Each area however uses ingredients norrmally found exclusively in the area only. The preparation however remains the same and the ingredients listed here are the ones commonlu used in most areas.

Rinse the fish with water once and with vinigar once but swiftly. Put in a bowl. Sprinkle on top the ginger and the onions. Squeeze out the juice of 2 lemons on the mixture. Add the Vinigar, the cayenne pepper (crushed) and salt to taste. Mix everything slowly so you dont crush the fish. Decorate with slices of lemon on top.

NOTE: In some parts of the country, they use the local coconut wine (tuba)

instead of vinigar.

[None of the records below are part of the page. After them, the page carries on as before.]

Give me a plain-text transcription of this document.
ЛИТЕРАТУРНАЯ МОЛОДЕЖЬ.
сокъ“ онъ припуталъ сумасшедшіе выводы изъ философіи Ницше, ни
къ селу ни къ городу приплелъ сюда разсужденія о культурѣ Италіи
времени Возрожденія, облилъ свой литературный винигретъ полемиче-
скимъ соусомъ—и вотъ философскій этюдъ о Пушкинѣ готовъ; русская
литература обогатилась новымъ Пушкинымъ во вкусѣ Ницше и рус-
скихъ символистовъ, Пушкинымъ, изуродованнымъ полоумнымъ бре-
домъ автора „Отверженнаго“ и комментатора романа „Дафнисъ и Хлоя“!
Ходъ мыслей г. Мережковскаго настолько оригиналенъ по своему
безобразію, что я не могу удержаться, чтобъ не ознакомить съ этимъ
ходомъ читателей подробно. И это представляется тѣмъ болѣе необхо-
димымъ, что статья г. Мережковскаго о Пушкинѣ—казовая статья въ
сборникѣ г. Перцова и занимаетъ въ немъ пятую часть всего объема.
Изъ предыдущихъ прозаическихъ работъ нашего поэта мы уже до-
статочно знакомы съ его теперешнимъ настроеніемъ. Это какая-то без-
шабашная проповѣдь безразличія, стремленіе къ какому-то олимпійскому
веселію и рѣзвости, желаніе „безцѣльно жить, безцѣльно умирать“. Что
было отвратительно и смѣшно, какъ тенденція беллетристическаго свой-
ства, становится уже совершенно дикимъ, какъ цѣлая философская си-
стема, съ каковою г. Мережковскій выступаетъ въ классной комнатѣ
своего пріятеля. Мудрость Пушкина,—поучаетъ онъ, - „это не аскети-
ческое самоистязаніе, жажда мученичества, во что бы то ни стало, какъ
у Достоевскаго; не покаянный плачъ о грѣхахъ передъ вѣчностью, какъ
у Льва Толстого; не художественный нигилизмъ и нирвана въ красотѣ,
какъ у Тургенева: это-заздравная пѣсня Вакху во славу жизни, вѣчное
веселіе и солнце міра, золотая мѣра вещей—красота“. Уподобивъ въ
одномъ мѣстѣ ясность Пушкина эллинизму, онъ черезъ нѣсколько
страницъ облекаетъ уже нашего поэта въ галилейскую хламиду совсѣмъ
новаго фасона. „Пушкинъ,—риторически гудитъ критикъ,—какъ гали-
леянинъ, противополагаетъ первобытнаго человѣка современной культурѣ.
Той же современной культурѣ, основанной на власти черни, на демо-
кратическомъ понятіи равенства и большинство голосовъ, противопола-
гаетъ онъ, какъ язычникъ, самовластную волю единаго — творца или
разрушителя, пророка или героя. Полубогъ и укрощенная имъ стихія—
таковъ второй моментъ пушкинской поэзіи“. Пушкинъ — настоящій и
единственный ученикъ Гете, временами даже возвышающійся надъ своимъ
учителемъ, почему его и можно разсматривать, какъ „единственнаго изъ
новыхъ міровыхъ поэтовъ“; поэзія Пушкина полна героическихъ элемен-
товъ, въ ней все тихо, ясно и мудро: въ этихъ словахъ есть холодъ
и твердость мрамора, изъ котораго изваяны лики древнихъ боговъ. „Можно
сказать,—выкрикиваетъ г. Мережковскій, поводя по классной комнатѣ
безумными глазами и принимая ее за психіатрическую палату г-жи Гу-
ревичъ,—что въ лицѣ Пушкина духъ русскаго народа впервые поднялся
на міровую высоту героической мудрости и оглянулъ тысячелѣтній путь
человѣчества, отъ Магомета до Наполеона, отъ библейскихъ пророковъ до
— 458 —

If you use a stronh vinigar it will cook the fish almost right away as soon as you pour it over the dish. The idea is not to cook the fish entirely. It should still be pinkish inside so as to keep it soft and tasty

In some parts of the country they add about 1/2 cup of coconut milk to remove the fishy taste of the fish. In other parts they add slices of cucumber to the dish. Some add slices of fresh tomatoes too.

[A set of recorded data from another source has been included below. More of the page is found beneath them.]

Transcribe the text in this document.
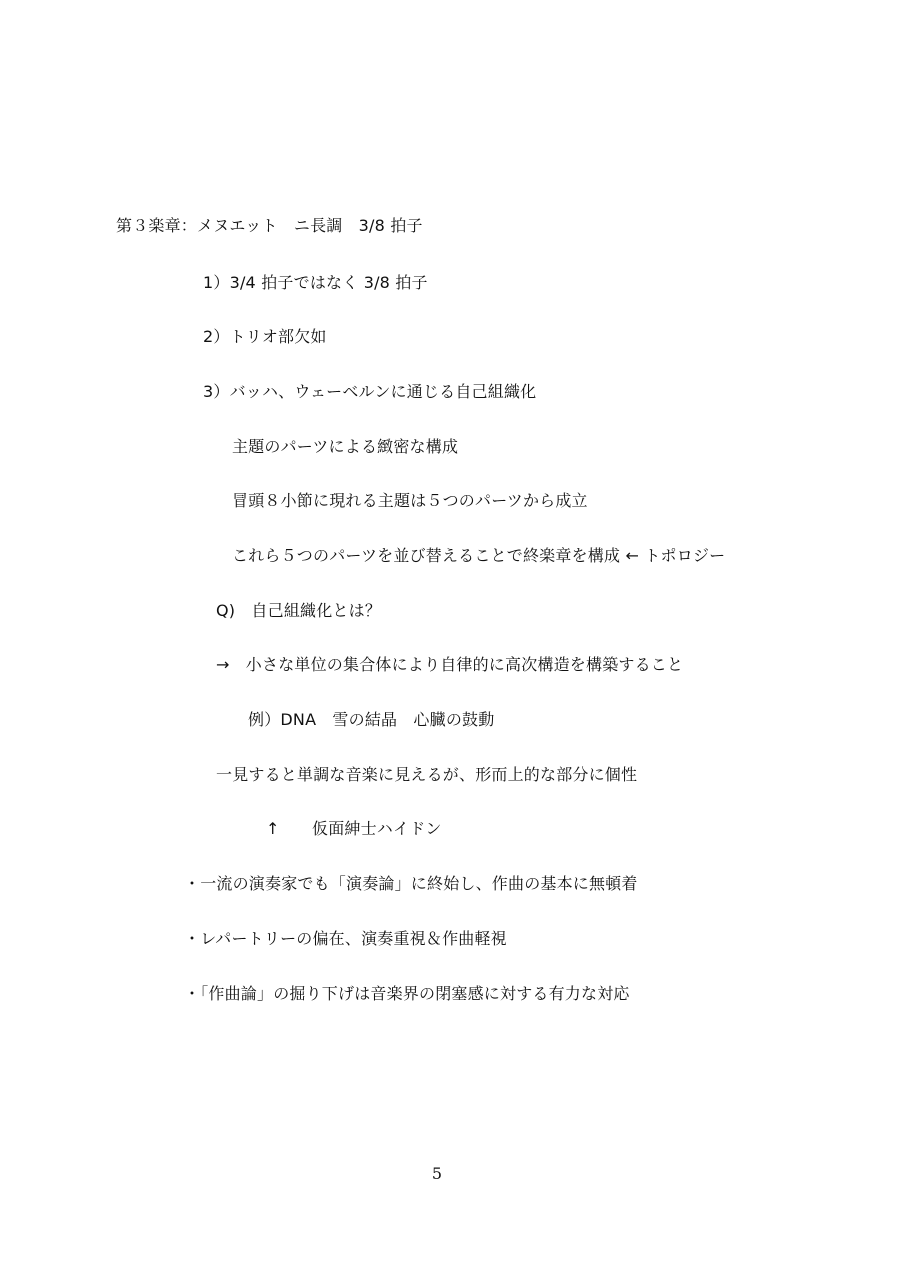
第３楽章：メヌエット　ニ長調　3/8 拍子
1）3/4 拍子ではなく 3/8 拍子
2）トリオ部欠如
3）バッハ、ウェーベルンに通じる自己組織化
主題のパーツによる緻密な構成
冒頭８小節に現れる主題は５つのパーツから成立
これら５つのパーツを並び替えることで終楽章を構成 ← トポロジー
Q)　自己組織化とは？
→　小さな単位の集合体により自律的に高次構造を構築すること
例）DNA　雪の結晶　心臓の鼓動
一見すると単調な音楽に見えるが、形而上的な部分に個性
↑　　仮面紳士ハイドン
・一流の演奏家でも「演奏論」に終始し、作曲の基本に無頓着
・レパートリーの偏在、演奏重視＆作曲軽視
・「作曲論」の掘り下げは音楽界の閉塞感に対する有力な対応
5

This dish goes perfectly well with Tuna, Mackerel, Cod or any meaty fish.

Some even use the small fishes like sardines without the head and tail and sliced lengthwise. This can however be very inconvenient because of the bones. Any kind of fish can be used and the fresher the fish the better.

This dish is used as an appetizer. It goes perfectly with beer or any drink of your choice. Some take it though as a main dish with rice.